El apóstol nos presenta una idea teológica de la justificación como alternativa a la doctrina judaica. Apela a la justicia salvífica de Dios e indica la fe como la única posibilidad de redención del pecado y alternativa a la muerte eterna. En la práctica, Pablo excluye la imagen severa de un Dios inmisericorde, revelando su verdadero rostro de Padre que, por amor, actúa e interviene en favor de la humanidad pecadora. Ante la extraordinaria iniciativa de Dios, los hebreos y los paganos son iguales: tanto unos como otros tienen necesidad de la salvación ofrecida como don y son llamados constantemente a la fe, porque todos se encuentran bajo la ley del pecado. En este proceso universal de conversión, Israel es salvado y consigue el puesto que le espera en la elección divina (cf Rom 9-11). Será salvado junto a todos los pueblos de la tierra. La elección del pueblo se convierte en un signo eficaz del comienzo histórico de la salvación para todos los israelitas y para todos los paganos.
A partir de esta participación en el modo de ver de Jesús, el apóstol Pablo nos ha dejado en sus escritos una descripción de la existencia creyente. El que cree, aceptando el don de la fe, es transformado en una criatura nueva, recibe un nuevo ser, un ser filial que se hace hijo en el Hijo. «Abbá, Padre», es la palabra más característica de la experiencia de Jesús, que se convierte en el núcleo de la experiencia cristiana (cf Rom 8,15).
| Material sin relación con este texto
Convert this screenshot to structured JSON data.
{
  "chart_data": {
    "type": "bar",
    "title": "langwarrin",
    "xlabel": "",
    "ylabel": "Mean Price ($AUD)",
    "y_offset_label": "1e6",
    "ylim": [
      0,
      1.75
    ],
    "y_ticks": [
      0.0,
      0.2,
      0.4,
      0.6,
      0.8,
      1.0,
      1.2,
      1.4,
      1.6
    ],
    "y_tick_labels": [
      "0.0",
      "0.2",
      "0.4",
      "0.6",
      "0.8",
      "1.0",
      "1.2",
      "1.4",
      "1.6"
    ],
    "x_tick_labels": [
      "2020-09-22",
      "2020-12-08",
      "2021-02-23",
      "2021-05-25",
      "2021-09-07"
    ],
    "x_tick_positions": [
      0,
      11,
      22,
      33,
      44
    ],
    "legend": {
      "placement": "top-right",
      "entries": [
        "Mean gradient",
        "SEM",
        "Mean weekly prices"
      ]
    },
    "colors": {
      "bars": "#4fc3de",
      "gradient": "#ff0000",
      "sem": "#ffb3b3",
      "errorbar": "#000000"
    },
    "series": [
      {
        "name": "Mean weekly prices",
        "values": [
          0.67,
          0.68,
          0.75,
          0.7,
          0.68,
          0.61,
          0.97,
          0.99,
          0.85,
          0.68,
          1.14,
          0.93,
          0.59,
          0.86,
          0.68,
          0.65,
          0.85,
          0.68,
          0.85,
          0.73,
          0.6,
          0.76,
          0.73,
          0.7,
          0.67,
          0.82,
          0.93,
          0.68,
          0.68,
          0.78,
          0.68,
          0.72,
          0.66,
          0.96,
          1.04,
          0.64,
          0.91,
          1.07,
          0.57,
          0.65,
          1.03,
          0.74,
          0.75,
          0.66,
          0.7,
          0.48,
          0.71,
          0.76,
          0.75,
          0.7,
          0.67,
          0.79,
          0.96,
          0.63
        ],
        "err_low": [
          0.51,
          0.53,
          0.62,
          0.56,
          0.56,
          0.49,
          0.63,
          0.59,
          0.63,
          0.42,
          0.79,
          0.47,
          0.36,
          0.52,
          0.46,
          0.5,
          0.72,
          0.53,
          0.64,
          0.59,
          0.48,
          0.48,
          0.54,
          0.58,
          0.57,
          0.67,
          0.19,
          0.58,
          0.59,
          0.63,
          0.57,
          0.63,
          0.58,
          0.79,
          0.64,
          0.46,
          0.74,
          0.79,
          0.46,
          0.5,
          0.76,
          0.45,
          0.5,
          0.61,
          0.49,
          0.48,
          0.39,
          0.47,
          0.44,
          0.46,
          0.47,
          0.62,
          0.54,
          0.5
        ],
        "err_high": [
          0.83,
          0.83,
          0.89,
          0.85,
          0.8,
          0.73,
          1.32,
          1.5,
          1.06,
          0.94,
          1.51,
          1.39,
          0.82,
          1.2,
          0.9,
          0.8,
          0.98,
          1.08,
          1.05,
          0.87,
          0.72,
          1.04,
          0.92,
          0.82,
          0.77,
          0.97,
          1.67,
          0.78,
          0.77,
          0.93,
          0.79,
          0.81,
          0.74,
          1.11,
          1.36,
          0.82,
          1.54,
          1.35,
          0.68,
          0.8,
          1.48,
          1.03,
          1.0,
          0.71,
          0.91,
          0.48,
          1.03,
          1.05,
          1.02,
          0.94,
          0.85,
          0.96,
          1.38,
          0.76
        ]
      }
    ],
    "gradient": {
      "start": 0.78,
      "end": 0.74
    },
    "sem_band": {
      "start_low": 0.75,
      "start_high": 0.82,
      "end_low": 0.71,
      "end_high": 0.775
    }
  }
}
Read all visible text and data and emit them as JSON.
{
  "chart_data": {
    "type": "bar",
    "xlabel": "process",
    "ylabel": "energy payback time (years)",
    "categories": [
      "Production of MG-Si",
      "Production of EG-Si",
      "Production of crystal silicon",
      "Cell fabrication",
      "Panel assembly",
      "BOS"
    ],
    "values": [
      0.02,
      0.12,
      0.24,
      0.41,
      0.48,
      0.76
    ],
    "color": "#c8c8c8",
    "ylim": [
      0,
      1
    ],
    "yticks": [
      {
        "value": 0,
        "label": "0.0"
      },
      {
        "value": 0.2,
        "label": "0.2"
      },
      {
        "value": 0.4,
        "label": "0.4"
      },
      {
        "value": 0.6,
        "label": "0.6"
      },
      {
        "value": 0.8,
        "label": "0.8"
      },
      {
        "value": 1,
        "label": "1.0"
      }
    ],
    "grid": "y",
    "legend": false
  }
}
La vida en la fe, en cuanto existencia filial, consiste en reconocer el don originario y radical, que está a la base de la existencia del hombre, y puede resumirse en la frase de san Pablo a los Corintios: «¿Tienes algo que no hayas recibido?» (1Cor 4,7). Precisamente en este punto se sitúa el corazón de la polémica de san Pablo con los fariseos, la discusión sobre la salvación mediante la fe o mediante las obras de la ley. Lo que san Pablo rechaza es la actitud de quien pretende justificarse a sí mismo ante Dios mediante sus propias obras. Este, aunque obedezca a los mandamientos, aunque haga obras buenas, se pone a sí mismo en el centro, y no reconoce que el origen de la bondad es Dios. Quien obra así, quien quiere ser fuente de su propia justicia, ve cómo pronto se le agota y se da cuenta de que ni siquiera puede mantenerse fiel a la ley. Se cierra, aislándose del Señor y de los otros, y por eso mismo su vida se vuelve vana, sus obras estériles, como árbol lejos del agua. San Agustín lo expresa así con su lenguaje conciso y eficaz: “Ab eo qui fecit te noli deficere nec ad te” (“de aquel que te ha hecho, no te alejes ni siquiera para ir a ti”)». Cuando el hombre piensa que, alejándose de Dios, se encontrará a sí mismo, su existencia fracasa (cf Lc 15,11-24). La salvación comienza con la apertura a algo que nos precede, a un don originario que afirma la vida y protege la existencia. Solo abriéndonos a este origen y reconociéndolo, es posible ser transformados, dejando que la salvación obre en nosotros y haga fecunda la vida, llena de buenos frutos. La salvación mediante la fe consiste en reconocer el primado del don de Dios, como bien resume san Pablo: “En efecto, por gracia estáis salvados, mediante la fe. Y esto no viene de vosotros: es don de Dios” (Ef 2,8s)» (Lumen fidei, 19).
Pablo propone a los romanos los horizontes universales de la gracia de Dios, que están en la base de la misión a él confiada y comunicada a la Iglesia, nacida de la Pascua de Jesús y enviada al mundo por el Espíritu del resucitado.